Scientists think that there are several reasons why humans have eyebrows. One of the most important is to help keep moisture and debris out of our eyes. Eyebrow hairs grow outward toward the sides of the face, and that helps wick moisture away from the eyes. Eyebrows are also crucial for facial expressions and communicating subtle emotions. For example, a raised eyebrow can express skepticism or interest, and two raised eyebrows can communicate surprise.
In 2015, scientists found a significant link between specific genes and eyebrow appearance. Four genes affect eyebrow texture, one gene determines eyebrow shape, and five genes affect eyebrow hair color.

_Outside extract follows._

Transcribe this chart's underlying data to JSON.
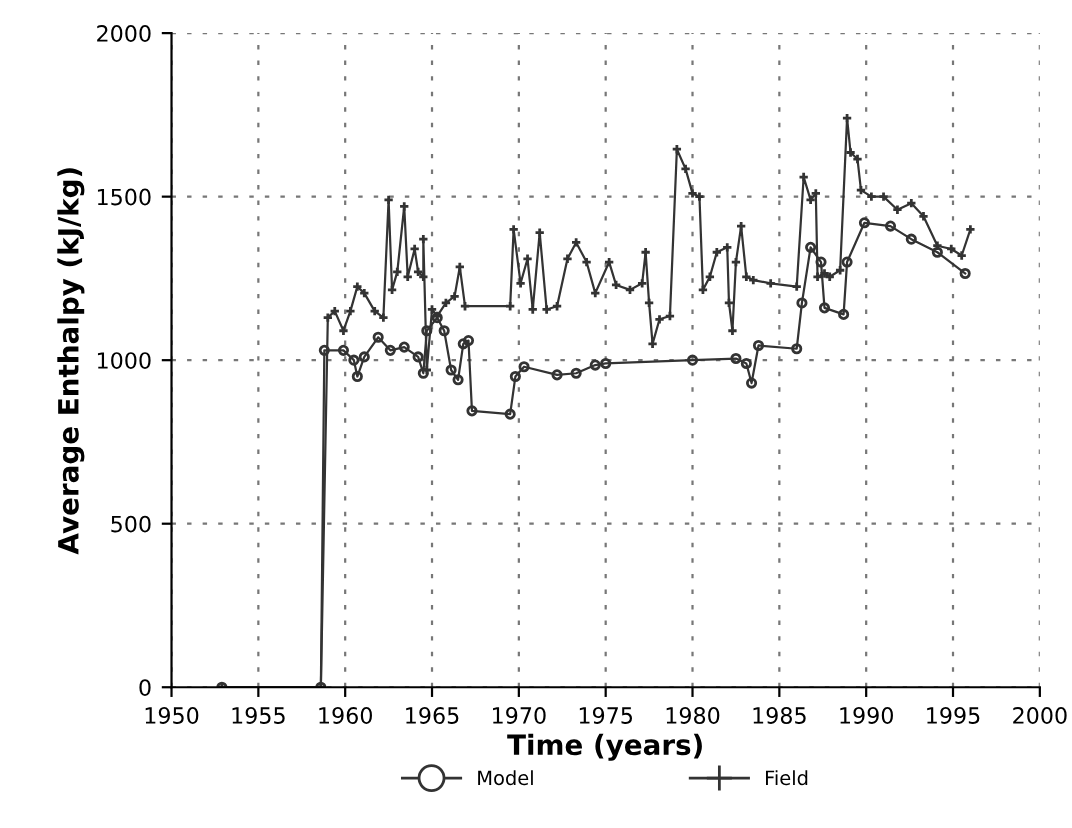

Some eyebrow-raising facts:
- Some medical conditions such as alopecia can cause eyebrow hair to fall out. An underactive thyroid can cause eyebrows to thin, and lupus may also make that hair fall out.
- Years of waxing or tweezing eyebrows can permanently affect their softly arching shape. Injuries to the skin near your eyebrows can also impede hair growth or alter eyebrow shape.
- Eyebrows may turn gray before or after the hair on a person's head. This may be because they have a different texture and structure than the hair on the head.